Scoliosis is a sideways curvature or twist of the spine. Naturally the spine curves forwards and back, but when viewed from behind, the spine should be straight. Some people develop one or multiple scoliotic curves and they can be either progressive (worsening) or stable (not changing). This can occur in both children and adults, with it most commonly starting in children ages 9–15. Scoliosis can rapidly progress over time if not addressed, especially in children. While most cases are considered idiopathic, meaning of unknown origin, research indicates there may be congenital and lifestyle related causes.

Because scoliosis is a weakening of the spine’s structure it can lead to accelerated degeneration and loss of function down the road. Some common signs of scoliosis include: uneven shoulder height, rib humping, poor posture, and weakness. There can also be pain, although this typically comes later and worsens as the person ages or the curve progresses. Heart and lung issues also can occur if the scoliosis becomes severe enough to compress the chest cavity.
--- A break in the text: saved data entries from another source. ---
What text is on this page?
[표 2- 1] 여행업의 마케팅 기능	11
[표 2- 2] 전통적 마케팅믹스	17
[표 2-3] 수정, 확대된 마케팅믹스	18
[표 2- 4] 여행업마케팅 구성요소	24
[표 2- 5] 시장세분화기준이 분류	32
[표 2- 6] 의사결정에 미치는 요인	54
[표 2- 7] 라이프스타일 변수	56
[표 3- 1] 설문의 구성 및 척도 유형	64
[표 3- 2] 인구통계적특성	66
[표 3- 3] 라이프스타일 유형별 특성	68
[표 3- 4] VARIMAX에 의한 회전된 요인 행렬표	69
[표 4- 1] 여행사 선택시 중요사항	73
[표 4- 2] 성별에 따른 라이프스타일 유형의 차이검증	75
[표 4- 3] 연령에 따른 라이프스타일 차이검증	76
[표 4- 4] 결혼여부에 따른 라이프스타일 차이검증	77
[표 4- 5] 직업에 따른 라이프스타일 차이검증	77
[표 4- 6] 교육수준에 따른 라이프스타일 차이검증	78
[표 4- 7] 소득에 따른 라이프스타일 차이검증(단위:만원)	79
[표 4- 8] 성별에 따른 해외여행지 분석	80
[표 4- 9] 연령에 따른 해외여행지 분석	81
When detected and treated early, patients often avoid many or all of the symptoms and negative effects. For most cases proper bracing can reshape, stabilize, and halt the progression of the scoliosis—reducing the need for surgery later on. In severe cases surgery may be necessary to counter the effects on the heart and lungs. Surgical procedures typically fuse the bones of the spine into a straight position with metal rods. This reduces the curvature but leaves that section of the spine unable to move normally.

Types of Scoliosis


Age 0 – 3

Infantile scoliosis typically shows up in the first 6 months of life and may resolve on its own or progress further. Depending on the case treatment can include observation, bracing, or surgery as a last resort.


Age 3 – 9

This type will rarely resolve on its own and 70% of cases will continue to progress, needing active treatment such as bracing and exercises. If left unchecked, surgery may be necessary.


Age 9 – Adulthood

The most common type of scoliosis and 80% are found in females. Usually it begins during the onset of puberty and worsens during growth spurts. This type generally has a better prognosis than juvenile scoliosis but can still become progressive or worsen later in life. It is common for large or rapidly developing curves to be associated with back pain.

Adult (pre-existing or degenerative)

Pre-existing scoliosis usually started as adolescent scoliosis and may be stable or progressive. The key for treatment of pre-existing is observation to see if it is worsening, along with various reduction techniques such as exercises, Scoliroll, or bracing to improve the dysfunction.

Degenerative de-novo scoliosis develops in adults over the age of 45. The cause of this is instability in the spine due to degenerative changes. This can be a result of old injuries, poor spinal health over time, long-term poor posture, and various other conditions that weaken the spine’s integrity. By nature this type is instable and therefore will almost always progress. The most common complaint associated with degenerative scoliosis is back pain. Treatment is comprised of exercises, bracing, Scoliroll, and traction.